Title:Modelling of shallow aquifers in interaction with overland water

Abstract:In this work, we present a class of new efficient models for water flow in shallow unconfined aquifers, giving an alternative to the classical but less tractable 3D-Richards model. Its derivation is guided by two ambitions: any new model should be low cost in computational time and should still give relevant results at every time scale. We thus keep track of two types of flow occurring in such a context and which are dominant when the ratio thickness over longitudinal length is small: the first one is dominant in a small time scale and is described by a vertical 1D-Richards problem; the second one corresponds to a large time scale, when the evolution of the hydraulic head turns to become independent of the vertical variable.
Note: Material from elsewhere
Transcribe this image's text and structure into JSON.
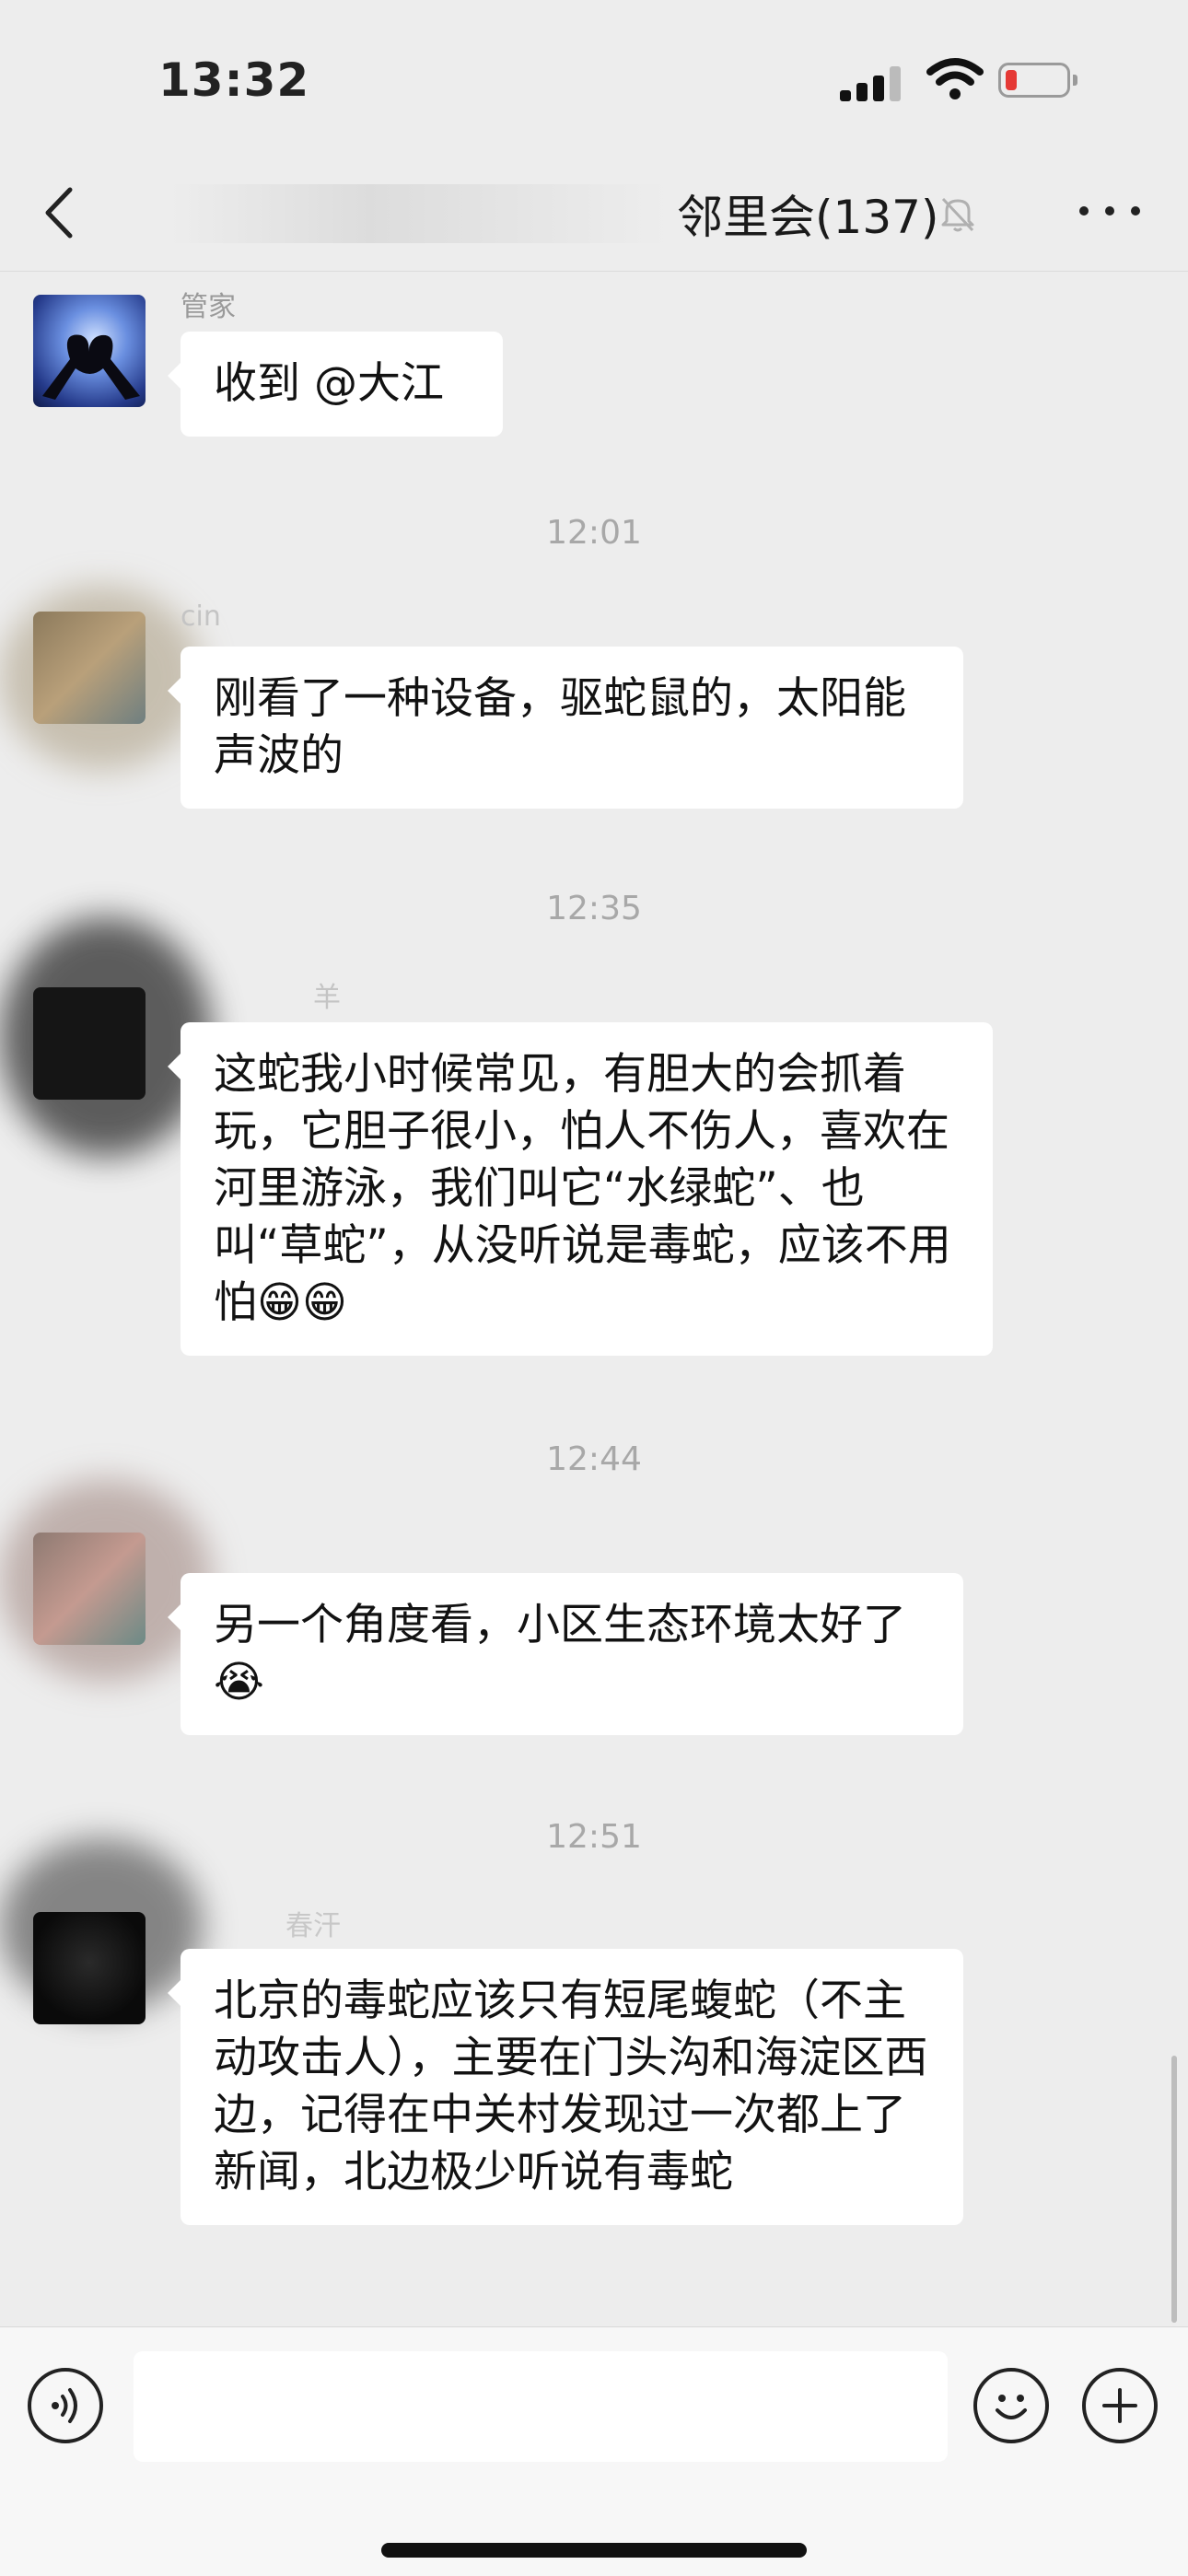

These two types of flow are appropriately modelled by, respectively, a one-dimensional and a two-dimensional system of PDEs boundary value problems. They are coupled along an artificial level below which the Dupuit hypothesis holds true (i.e. the vertical flow is instantaneous) in a way ensuring that the global model is mass conservative. Tuning the artificial level, which even can depend on an unknown of the problem, we browse the new class of models. We prove using asymptotic expansions that the 3D-Richards problem and each model of the class behaves the same at every considered time scale (short, intermediate and large) in thin aquifers. The results are illustrated by numerical simulations, showing especially that the new models results fit well with the ones obtained with the original 3d-Richards problem even in non-thin aquifers.